In Week 15 of the 2019 season against the Los Angeles Chargers, starting running back Dalvin Cook left the game with a shoulder injury which increased Boone's playing time as a result. During the game, Boone rushed 13 times for 56 yards and two touchdowns in the 39–10 win. In Week 17 against the Chicago Bears, Boone rushed 17 times for 148 yards and a touchdown during the 21–19 loss. Overall, Boone finished the 2019 season with 273 rushing yards and three rushing touchdowns.

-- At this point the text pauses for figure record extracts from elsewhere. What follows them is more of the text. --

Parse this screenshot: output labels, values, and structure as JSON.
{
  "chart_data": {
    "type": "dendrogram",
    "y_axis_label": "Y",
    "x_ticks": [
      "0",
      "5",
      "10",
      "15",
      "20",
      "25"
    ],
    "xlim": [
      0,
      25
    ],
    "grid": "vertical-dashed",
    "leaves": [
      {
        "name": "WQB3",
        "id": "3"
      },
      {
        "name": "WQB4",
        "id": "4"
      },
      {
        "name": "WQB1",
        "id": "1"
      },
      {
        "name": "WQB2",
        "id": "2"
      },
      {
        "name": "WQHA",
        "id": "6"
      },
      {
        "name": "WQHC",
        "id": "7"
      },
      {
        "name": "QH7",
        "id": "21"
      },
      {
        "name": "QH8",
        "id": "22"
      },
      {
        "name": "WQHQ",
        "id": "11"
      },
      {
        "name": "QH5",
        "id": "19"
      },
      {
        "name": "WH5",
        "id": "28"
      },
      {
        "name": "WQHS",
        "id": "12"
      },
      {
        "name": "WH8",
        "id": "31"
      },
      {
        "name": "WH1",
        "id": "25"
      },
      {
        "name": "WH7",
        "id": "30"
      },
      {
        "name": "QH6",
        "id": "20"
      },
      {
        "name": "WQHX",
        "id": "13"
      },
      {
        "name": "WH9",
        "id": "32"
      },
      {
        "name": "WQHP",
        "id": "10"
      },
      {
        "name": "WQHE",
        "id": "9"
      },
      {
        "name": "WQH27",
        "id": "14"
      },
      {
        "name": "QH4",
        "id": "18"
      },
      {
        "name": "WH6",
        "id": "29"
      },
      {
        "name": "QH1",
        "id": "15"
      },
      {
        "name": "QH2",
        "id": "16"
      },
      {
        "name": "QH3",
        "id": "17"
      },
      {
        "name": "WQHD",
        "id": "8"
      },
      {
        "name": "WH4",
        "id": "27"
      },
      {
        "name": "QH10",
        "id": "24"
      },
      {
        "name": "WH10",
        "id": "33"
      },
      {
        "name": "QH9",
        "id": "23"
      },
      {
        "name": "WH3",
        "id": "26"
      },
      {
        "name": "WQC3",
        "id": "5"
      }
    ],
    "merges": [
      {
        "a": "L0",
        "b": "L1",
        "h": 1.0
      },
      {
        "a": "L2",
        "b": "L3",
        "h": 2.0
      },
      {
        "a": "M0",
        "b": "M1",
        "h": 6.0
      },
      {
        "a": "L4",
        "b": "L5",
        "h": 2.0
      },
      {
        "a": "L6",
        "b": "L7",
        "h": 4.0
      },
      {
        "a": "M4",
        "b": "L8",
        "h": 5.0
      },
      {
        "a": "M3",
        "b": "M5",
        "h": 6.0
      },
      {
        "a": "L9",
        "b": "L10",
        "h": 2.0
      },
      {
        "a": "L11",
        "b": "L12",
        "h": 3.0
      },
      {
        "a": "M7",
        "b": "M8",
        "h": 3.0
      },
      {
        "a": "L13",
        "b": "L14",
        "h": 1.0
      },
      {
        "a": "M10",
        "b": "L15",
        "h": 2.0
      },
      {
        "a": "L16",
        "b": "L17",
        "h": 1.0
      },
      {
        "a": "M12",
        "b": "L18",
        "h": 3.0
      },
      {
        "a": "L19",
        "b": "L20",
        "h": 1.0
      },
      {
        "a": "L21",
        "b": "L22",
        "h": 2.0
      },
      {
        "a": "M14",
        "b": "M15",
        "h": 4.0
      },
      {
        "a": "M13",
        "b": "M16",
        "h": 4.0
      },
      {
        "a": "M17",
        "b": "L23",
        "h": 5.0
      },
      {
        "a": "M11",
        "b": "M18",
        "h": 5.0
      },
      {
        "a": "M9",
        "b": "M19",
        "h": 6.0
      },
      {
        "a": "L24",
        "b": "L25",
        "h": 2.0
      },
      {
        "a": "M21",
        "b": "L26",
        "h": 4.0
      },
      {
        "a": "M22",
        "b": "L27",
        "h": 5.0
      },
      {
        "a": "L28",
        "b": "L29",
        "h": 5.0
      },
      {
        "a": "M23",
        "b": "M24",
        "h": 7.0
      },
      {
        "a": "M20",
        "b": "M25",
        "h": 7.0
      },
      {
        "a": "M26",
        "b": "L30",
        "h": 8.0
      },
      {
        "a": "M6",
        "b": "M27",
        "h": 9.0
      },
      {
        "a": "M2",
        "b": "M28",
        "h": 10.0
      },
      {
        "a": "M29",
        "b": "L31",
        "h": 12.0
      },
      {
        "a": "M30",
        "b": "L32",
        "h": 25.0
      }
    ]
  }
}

In Week 4 of the 2020 season against the Houston Texans, Boone forced a fumble on punt returner DeAndre Carter which was recovered by the Vikings during the 31–23 win. Boone was named the NFC Special Teams Player of the Week for his performance in Week 4.

===Denver Broncos===
On March 18, 2021, Boone signed a two-year contract with the Denver Broncos. He was placed on injured reserve on September 1, 2021, to start the season. He was activated on October 16.

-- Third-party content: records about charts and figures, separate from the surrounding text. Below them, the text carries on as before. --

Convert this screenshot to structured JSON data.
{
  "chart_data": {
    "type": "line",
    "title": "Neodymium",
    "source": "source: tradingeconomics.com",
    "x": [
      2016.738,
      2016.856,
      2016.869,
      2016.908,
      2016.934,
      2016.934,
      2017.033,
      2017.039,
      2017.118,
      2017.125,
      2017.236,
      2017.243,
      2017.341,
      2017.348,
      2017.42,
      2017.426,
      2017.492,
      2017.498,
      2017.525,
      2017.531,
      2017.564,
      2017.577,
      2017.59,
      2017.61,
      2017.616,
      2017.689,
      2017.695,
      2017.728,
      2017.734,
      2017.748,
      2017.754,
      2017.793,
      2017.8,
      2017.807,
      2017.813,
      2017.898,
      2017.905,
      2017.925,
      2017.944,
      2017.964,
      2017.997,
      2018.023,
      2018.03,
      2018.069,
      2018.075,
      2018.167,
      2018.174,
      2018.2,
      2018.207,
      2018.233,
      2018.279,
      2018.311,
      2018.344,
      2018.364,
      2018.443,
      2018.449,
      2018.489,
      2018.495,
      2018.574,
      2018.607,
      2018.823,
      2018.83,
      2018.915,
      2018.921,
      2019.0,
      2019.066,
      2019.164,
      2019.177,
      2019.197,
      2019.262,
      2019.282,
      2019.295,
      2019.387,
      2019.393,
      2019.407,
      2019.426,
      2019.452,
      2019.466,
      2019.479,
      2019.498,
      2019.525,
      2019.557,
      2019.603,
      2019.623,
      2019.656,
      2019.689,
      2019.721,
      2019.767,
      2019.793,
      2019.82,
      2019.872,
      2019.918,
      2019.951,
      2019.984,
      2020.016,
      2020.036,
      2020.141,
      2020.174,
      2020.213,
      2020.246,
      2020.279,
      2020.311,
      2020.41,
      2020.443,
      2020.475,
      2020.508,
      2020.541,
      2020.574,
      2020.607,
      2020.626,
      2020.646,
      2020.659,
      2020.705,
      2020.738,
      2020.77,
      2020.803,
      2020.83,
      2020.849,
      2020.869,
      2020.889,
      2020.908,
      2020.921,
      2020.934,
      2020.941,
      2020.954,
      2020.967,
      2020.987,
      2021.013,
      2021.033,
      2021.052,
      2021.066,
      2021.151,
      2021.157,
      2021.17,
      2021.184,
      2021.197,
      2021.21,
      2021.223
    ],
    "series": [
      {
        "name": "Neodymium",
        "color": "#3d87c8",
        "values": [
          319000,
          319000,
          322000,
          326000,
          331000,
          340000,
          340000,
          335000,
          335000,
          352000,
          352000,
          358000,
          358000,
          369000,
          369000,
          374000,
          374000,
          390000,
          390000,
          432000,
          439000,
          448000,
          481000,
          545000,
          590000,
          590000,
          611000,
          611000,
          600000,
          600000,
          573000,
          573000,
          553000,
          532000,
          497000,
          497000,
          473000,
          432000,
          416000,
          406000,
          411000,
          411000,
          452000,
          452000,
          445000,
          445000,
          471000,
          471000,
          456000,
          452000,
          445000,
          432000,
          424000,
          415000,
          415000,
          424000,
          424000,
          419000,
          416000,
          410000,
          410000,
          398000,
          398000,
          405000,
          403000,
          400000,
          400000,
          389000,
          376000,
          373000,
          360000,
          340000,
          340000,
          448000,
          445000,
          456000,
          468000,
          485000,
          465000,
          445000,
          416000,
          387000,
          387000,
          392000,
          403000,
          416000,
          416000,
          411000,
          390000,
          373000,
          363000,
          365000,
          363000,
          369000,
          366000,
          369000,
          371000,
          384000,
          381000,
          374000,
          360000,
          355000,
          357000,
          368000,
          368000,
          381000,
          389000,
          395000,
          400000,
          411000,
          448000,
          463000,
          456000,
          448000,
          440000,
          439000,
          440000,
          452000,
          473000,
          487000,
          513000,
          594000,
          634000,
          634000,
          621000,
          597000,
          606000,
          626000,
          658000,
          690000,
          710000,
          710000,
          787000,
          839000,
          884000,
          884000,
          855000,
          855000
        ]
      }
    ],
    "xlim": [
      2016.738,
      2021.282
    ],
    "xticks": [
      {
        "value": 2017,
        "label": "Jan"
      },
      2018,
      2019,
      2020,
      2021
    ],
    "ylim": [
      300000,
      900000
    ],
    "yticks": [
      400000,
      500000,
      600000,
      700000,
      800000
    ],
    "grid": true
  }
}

After suffering an ankle injury, Boone was placed on injured reserve on October 24, 2022. He was activated on December 3, but placed back on injured reserve 10 days later after suffering an ankle injury in Week 14.

===Houston Texans===
On March 17, 2023, Boone signed a two-year contract with the Houston Texans. He entered the 2023 season third on the depth chart. After only 12 touches through 14 games, he was released on December 18, 2023.

===Carolina Panthers===
On January 2, 2024, Boone was signed to the practice squad of the Carolina Panthers. He signed a reserve/future contract on January 8, 2024.

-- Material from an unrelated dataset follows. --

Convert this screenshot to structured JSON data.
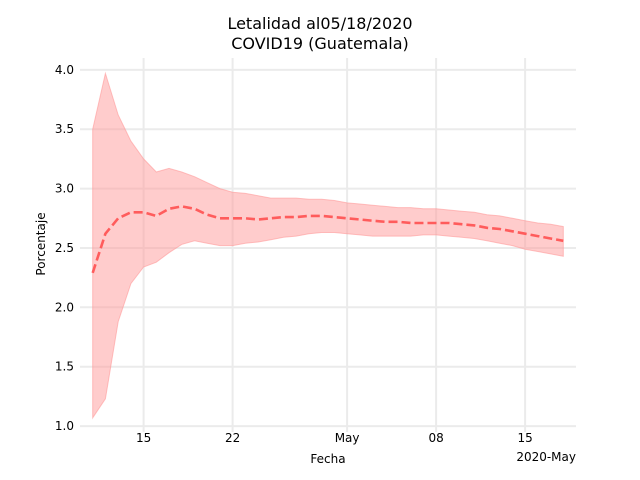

On August 27, 2024, Boone was waived by the Panthers and re-signed to the practice squad. He was promoted to the active roster on September 10. He was released on October 8 and re-signed to the practice squad two days later. He was promoted back to the active roster on December 28.

===Miami Dolphins===
On August 11, 2025, Boone signed with the Miami Dolphins. He was released on August 26 as part of final roster cuts.